The minister has irked the industry through his recent remarks that PSMA should not expect any rebate on exports when most of its problems stem from its own inefficiency.

“Government’s duty is not limited to safeguarding one player but all three: producer, consumers and growers,” he said and lamented that the minister statement, when taken in this context, seems to be saving no one. The government is yet to launch an inquiry into allowing free import of sugar and make the country a dumping ground for other countries.

This has created a glut in the market and now the government was not ready to let the industry export the sugar at its own cost. The government was only required to collect money from the millers at a fixed rate and subsidize export.

The minister’s remarks that industry should hold buffer stocks for the government also does not fit the bill; the government should itself buy and stock sugar for emergency. This is tantamount to putting industry under the double jeopardy. The minister would do better to suggest policies for guiding the industry out of crisis rather than laying the blames at the wrong doors.

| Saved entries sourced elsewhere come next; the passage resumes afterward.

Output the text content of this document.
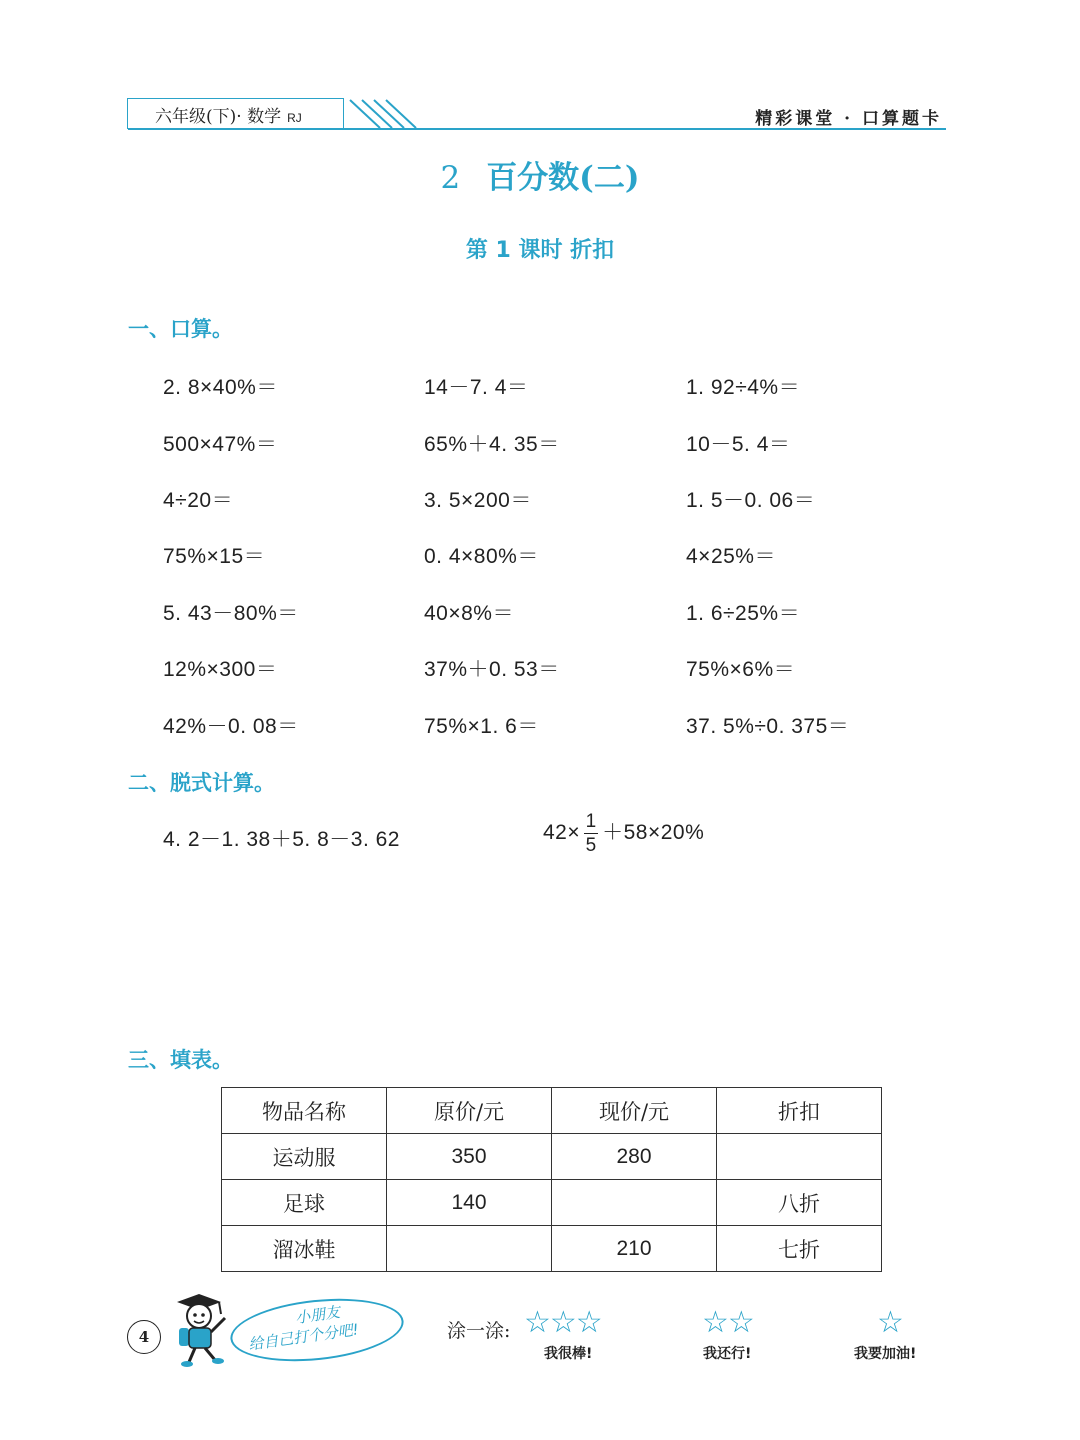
六年级(下)· 数学 RJ	精彩课堂 · 口算题卡
2 百分数(二)
第 1 课时 折扣
一、口算。
2. 8×40%＝	14－7. 4＝	1. 92÷4%＝
500×47%＝	65%＋4. 35＝	10－5. 4＝
4÷20＝	3. 5×200＝	1. 5－0. 06＝
75%×15＝	0. 4×80%＝	4×25%＝
5. 43－80%＝	40×8%＝	1. 6÷25%＝
12%×300＝	37%＋0. 53＝	75%×6%＝
42%－0. 08＝	75%×1. 6＝	37. 5%÷0. 375＝
二、脱式计算。
4. 2－1. 38＋5. 8－3. 62	$42\times \frac{1}{5} +58\times 20\%$
三、填表。
物品名称	原价/元	现价/元	折扣
运动服	350	280	
足球	140		八折
溜冰鞋		210	七折
4
小朋友
给自己打个分吧!	涂一涂: ☆☆☆
我很棒!
☆☆
我还行!
☆
我要加油!
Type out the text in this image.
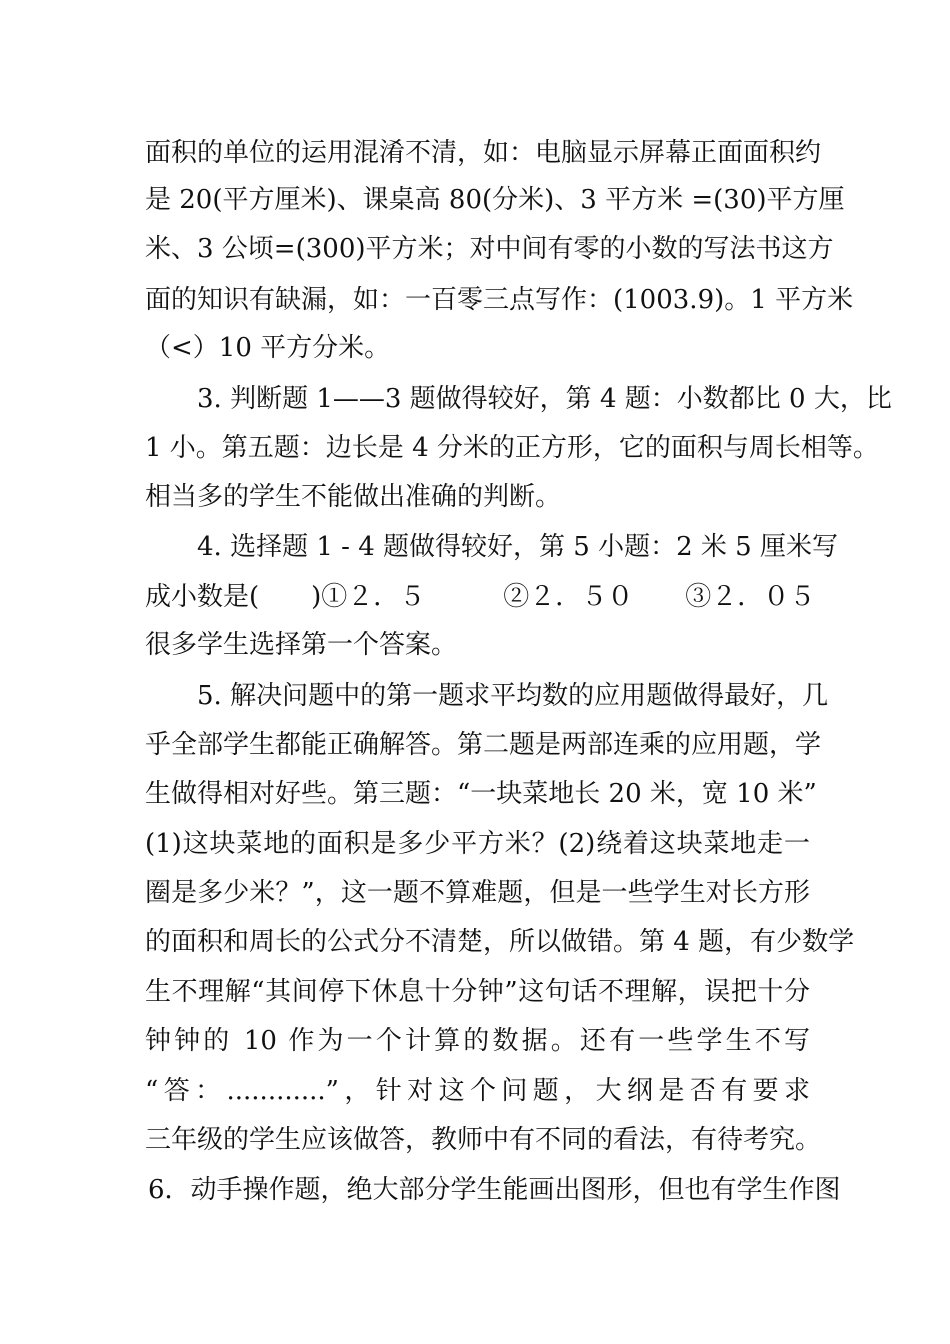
面积的单位的运用混淆不清，如：电脑显示屏幕正面面积约
是 20(平方厘米)、课桌高 80(分米)、3 平方米 =(30)平方厘
米、3 公顷=(300)平方米；对中间有零的小数的写法书这方
面的知识有缺漏，如：一百零三点写作：(1003.9)。1 平方米
（<）10 平方分米。
3. 判断题 1——3 题做得较好，第 4 题：小数都比 0 大，比
1 小。第五题：边长是 4 分米的正方形，它的面积与周长相等。
相当多的学生不能做出准确的判断。
4. 选择题 1 - 4 题做得较好，第 5 小题：2 米 5 厘米写
成小数是(　　)①２．５　　　②２．５０　　③２．０５
很多学生选择第一个答案。
5. 解决问题中的第一题求平均数的应用题做得最好，几
乎全部学生都能正确解答。第二题是两部连乘的应用题，学
生做得相对好些。第三题：“一块菜地长 20 米，宽 10 米”
(1)这块菜地的面积是多少平方米？(2)绕着这块菜地走一
圈是多少米？”，这一题不算难题，但是一些学生对长方形
的面积和周长的公式分不清楚，所以做错。第 4 题，有少数学
生不理解“其间停下休息十分钟”这句话不理解，误把十分
钟钟的 10 作为一个计算的数据。还有一些学生不写
“答：............”，针对这个问题，大纲是否有要求
三年级的学生应该做答，教师中有不同的看法，有待考究。
6．动手操作题，绝大部分学生能画出图形，但也有学生作图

Meanwhile, a spokesman of the Chamber of Agriculture Punjab also berated the remarks made by the privatization minister maintaining: “The days of subsidies are over and the PSMA should put its own house in order.” The government is subsidizing export of wheat and cotton. What stops it from subsidizing export of sugar especially when the whole crisis is of its own creating, he asked. The industry has been held hostage to surplus sugar which was allowed to come duty-free. Now, when the crisis has hit the roof, the minister has chosen to lecture the industry about the harms of subsidy, he added.